You now have four locations. Where do you see Boss Gal in five years?
We opened four locations in four years—people think we’re crazy when we say that. We added Powell most recently, which was intentional because we wanted to be in that area with the high-income demographic.
We’re definitely junkies for opening spas. We love the design and build process. It’s become rinse-and-repeat in a positive way. We took a year off to focus on our processes, but we’re definitely getting the itch to expand more. I don’t know if Columbus can hold another location—we already have four, and you start to get into really fringy areas where you cannibalize your own business.
Other metros in Ohio is definitely something we’ve looked into. We’ve looked at some real estate and had conversations, but we want to be smart about it. Right now, we can get up in the morning, hit every spa, and be in the office by mid-morning. If you start putting one in Cincinnati, you lose that. But in five years, we definitely want to continue expanding.

Facial Treatment at Boss Gal
What drives that desire to grow?
I’ve really seen how much clients truly love this place. We call them “super fans.” In a weird way, you almost feel like you owe it to people to continue offering this to more people. And I think we’ve done a good job of making this a good place to work for our team. The beauty industry can be kind of predatory for women—commission only, no health insurance. We pay hourly whether you’re seeing a client or not, and we offer health insurance and benefits. This is our utopia. We can control this world we’re creating, so we wanted to make it a cool place to work. It would be great to continue offering that to more people, both clients and team members.
How important was Columbus to Boss Gal’s success?

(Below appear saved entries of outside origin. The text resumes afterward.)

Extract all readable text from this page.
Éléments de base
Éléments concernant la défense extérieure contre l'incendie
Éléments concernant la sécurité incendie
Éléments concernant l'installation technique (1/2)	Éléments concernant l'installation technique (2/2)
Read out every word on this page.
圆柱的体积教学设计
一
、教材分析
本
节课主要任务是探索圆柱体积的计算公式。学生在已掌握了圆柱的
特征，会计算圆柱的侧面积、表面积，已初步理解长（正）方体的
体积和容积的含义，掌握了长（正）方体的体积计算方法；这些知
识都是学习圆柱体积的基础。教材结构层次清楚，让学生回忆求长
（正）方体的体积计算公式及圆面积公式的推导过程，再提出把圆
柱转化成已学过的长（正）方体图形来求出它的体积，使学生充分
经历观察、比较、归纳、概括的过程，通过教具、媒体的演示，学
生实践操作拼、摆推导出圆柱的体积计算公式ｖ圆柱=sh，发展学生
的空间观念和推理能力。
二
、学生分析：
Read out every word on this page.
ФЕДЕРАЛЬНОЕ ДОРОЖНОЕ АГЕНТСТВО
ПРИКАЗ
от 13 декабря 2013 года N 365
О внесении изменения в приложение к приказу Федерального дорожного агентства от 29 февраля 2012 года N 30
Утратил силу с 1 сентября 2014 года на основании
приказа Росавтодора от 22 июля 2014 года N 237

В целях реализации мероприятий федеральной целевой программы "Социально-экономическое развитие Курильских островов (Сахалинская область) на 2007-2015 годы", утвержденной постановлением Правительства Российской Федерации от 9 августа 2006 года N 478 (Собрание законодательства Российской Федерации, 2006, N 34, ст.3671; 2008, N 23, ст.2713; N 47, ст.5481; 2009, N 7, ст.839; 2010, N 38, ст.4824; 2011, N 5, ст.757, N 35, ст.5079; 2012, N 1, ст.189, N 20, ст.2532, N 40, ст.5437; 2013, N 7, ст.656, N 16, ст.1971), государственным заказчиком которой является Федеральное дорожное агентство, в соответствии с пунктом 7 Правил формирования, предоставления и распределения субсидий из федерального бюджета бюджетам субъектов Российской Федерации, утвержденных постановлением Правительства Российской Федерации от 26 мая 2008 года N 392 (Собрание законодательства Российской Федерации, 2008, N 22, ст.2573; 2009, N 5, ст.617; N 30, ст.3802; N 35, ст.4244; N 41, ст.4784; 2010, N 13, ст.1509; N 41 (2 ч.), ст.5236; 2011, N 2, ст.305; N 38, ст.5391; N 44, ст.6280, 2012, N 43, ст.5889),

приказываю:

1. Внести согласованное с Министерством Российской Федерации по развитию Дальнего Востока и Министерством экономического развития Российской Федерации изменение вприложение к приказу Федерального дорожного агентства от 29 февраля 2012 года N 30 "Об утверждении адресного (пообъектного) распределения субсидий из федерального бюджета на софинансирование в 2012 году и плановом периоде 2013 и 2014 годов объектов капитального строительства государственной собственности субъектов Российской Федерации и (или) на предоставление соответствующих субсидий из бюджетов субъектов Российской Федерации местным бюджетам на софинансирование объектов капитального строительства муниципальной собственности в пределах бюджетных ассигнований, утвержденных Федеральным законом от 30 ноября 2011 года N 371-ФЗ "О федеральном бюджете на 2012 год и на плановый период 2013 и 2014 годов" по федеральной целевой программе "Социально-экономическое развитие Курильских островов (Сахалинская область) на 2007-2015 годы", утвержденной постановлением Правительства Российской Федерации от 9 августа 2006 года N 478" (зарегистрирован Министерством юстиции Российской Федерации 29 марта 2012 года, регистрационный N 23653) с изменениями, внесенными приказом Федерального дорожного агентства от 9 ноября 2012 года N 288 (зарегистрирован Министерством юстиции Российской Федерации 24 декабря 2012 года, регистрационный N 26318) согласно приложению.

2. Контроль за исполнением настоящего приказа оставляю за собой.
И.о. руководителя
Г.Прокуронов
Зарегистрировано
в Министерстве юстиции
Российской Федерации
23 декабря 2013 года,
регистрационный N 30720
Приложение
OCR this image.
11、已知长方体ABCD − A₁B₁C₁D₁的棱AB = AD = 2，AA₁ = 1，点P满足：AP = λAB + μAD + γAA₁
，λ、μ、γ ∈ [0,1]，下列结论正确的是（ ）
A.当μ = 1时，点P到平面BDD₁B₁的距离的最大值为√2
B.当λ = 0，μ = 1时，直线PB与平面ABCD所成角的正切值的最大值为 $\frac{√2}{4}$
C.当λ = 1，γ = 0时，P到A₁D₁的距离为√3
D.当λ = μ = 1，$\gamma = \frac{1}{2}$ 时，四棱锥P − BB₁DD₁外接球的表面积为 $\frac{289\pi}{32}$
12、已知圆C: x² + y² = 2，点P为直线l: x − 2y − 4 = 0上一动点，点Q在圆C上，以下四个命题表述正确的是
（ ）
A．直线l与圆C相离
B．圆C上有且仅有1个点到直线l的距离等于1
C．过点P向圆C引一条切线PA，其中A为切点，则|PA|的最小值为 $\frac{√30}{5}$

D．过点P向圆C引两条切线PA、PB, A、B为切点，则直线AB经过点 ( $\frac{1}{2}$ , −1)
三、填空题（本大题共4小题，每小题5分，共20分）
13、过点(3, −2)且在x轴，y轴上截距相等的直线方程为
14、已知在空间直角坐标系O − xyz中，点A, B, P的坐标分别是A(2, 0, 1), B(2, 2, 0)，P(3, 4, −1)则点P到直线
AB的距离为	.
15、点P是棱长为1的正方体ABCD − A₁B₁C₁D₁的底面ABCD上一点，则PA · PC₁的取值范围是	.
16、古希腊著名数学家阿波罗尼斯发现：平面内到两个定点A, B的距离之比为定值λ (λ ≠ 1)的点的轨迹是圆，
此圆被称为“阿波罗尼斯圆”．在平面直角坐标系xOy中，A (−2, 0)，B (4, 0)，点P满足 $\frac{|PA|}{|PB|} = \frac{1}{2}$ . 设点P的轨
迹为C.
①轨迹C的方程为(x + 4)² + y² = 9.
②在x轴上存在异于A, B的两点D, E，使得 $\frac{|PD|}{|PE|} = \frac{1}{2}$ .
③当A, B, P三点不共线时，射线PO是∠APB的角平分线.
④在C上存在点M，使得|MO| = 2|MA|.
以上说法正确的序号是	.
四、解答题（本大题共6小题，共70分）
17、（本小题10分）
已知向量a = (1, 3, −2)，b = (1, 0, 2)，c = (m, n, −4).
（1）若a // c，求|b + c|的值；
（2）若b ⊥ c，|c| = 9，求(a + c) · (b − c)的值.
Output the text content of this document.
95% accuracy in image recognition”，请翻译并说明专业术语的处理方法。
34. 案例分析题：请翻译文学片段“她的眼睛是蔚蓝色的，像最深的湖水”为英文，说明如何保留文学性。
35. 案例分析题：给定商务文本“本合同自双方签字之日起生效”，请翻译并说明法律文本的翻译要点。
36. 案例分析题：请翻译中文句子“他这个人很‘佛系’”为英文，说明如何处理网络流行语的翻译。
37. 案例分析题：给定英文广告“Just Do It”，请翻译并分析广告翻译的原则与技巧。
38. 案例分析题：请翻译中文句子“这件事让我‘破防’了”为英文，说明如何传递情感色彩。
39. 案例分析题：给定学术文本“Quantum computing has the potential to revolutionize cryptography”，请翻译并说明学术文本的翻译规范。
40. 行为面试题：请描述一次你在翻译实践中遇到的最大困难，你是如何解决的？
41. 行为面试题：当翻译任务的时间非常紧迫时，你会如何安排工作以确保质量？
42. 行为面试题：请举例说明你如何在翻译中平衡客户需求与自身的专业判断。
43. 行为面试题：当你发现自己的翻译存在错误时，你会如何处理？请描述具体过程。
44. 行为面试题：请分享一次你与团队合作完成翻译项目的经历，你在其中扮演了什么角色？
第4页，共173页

I moved here from Canada, and Columbus has been such a great place to build this business. It has that small town feel with big city amenities. There are people here who are more progressive and forward-thinking than maybe people expect, which has been perfect for what we’re doing. We travel quite a bit and have fun in other cities, but Columbus feels like the perfect mix. You can have a great life, do interesting things, and meet interesting people without some of the challenges that come with larger markets. Lance has been here since 1994, so he really understands the city, and together we’ve been able to tap into what makes Columbus special.
If someone’s visiting Columbus for the weekend, where are you sending them?
My favorite restaurant is Third & Hollywood—I love to go there. We like to go to concerts, so we’d probably take you to a show. We’re into alternative music, rock, electronic stuff. We love to see more bands at Newport and KEMBA Live, some of the smaller venues. We see a good amount of shows at The Basement, and just saw a show at Skully’s recently. We’re not above going back to the old haunts.